Tiba di ruangan dokter kandungan, Ilham tidak melewatkan kesempatan untuk banyak bertanya pada dokter tersebut. Yang ada dalam pikirannya adalah Indira harus cepat hamil.
“Dok, saya baru menikah dengan istri saya selama satu minggu, tapi kenapa dia belum juga hamil, ya?”
“Setelah menikah apakah Bapak langsung berhubungan suami istri?”
“Iya sudah pasti, Dok. Kan, saya mau istri saya cepat hamil, tapi kenapa dia belum juga hamil ya, Dok?”
Dokter tersebut menahan senyum mendengar ketidak sabaran Ilham untuk segera memiliki anak. “Begini ya, Pak. Kalau Bapak mau istrinya cepat hamil, perbanyak berhubungan ketika istrinya sedang subur, yaitu seminggu setelah berakhirnya masa haid, waktunya hanya satu minggu saja. Sekarang saya tanya, kapan istri Bapak terakhir haid?” Dokter bertanya pada Indira juga.
Indira terdiam. Dia takut Ilham akan marah jika dia mengatakan jika saat ini dia sedang haid.
“Kenapa kamu diam saja, Dira? Dokter tanya kamu, kapan kamu dapet haid terakhir.”
Indira masih diam.
Dokter pun memintanya untuk naik ke tempat pemeriksaan karena dokter akan memeriksa kandangan Indira dengan USG.
Indira tahu jika dokter memeriksanya saat ini pasti akan ketahuan jika dia sedang kedatangan tamu bulanan. Akhinya, Indira pun bicara. “Saya baru dapat haid tadi pagi, Dok.”

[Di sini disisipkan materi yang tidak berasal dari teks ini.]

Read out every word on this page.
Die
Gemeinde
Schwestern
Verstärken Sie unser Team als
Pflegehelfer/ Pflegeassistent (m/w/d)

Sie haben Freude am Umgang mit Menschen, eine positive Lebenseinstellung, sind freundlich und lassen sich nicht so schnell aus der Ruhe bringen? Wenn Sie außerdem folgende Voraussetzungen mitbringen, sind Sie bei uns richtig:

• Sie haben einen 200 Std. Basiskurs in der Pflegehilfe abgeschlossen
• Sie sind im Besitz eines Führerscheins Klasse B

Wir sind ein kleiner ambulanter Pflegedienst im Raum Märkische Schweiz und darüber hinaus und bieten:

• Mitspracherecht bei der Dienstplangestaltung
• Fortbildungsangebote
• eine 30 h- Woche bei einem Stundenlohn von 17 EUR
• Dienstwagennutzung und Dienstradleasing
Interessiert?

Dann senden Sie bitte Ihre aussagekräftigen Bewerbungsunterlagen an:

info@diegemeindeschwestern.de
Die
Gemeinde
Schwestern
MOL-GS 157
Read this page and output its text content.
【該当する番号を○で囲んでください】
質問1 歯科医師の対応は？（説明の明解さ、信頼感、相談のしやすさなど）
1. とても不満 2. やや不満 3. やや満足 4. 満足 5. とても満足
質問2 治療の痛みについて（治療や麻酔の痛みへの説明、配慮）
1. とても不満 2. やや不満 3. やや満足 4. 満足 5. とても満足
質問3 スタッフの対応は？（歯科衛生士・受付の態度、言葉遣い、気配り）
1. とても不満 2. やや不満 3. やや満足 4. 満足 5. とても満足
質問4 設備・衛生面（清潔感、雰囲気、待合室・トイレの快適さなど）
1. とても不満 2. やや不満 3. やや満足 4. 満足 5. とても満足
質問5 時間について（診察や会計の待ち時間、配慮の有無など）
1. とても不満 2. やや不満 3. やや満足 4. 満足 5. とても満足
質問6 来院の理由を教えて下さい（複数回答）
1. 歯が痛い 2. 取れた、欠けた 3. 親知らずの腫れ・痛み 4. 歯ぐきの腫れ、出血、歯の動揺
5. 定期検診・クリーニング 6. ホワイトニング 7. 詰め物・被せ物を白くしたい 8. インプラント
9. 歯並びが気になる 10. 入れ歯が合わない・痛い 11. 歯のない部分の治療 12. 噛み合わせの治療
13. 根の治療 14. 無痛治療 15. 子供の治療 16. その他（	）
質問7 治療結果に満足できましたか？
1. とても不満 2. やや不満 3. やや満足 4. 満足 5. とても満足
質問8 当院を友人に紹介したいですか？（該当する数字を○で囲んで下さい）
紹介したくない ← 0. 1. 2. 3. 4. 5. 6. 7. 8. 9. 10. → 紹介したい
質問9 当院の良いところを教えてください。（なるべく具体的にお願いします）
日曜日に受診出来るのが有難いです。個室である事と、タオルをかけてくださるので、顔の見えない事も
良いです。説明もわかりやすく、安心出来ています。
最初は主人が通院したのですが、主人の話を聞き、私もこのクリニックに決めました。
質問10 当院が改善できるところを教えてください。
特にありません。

“Oh ya, bagus itu. Berarti ya, Pak, satu dua minggu lagi istri Bapak masuk masa subur, manfaatkan waktunya yang cuma satu minggu itu. Mudah-mudahan istri Bapak segera hamil.”
Ilham yang tadinya kecewa karena mendengar Indira sedang dapat tamu bulanan berubah senang. Dia hanya perlu menunggu dua minggu lagi di mana saat itu Indira masuk masa subur dan ada kemungkinan dia bisa segera hamil.
“Baiklah kalau begitu, Dok. Sekarang saya sudah paham. Saya mau pulang dulu kalau begitu.”
Sebelum keluar dari ruangan, dokter meresepkan vitamin untuk Indira agar dia bisa segera hamil. Ilham pun menebus resep di apotek dan memberikannya pada Indira.
“Jangan lupa diminum sesuai resep dokter.”
“Baik, Tuan.”
Pria itu pun pulang bersama Indira ke rumah. Karena Indira sedang haid, Ilham memilih tidur di kamarnya. Lagi pula besok dia ada pekerjaan di luar kota. Pekerjaan yang tadinya dia limpahkan ke anak buahnya, kini dia ambil alih karena dia tidak bisa menyentuh Indira.
Selama Ilham berada di luar kota, Indira banyak melakukan pekerjaan rumah. Dia tidak mau hanya berdiam diri dan memilih untuk menyiram tanaman di halaman belakang.
Salah satu pembantu di rumah itu yang usianya tidak beda jauh dengan Indira menyapanya. Perempuan itu bernama Rania.
“Dira, gimana rasanya menikah dengan tuan Ilham?”
Dengan malu-malu Indira menjawab. “Ya, gitu aja. Memangnya kalau orang menikah itu harus gimana?” tanya balik Indira pada Rania.
“Katanya, setiap melakukan itu, rasanya enak banget. Ini bukan aku yang bilang ya, Dira, tapi aku cuma dengar cerita orang aja.”
Indira mencoba memahami ucapan Rania, melakukan itu yang dia maksud mungkin hubungan suami istri, tetapi Indira selama ini belum pernah merasakan itu, yang dia rasakan hanya rasa sakit setiap Ilham menyentuhnya.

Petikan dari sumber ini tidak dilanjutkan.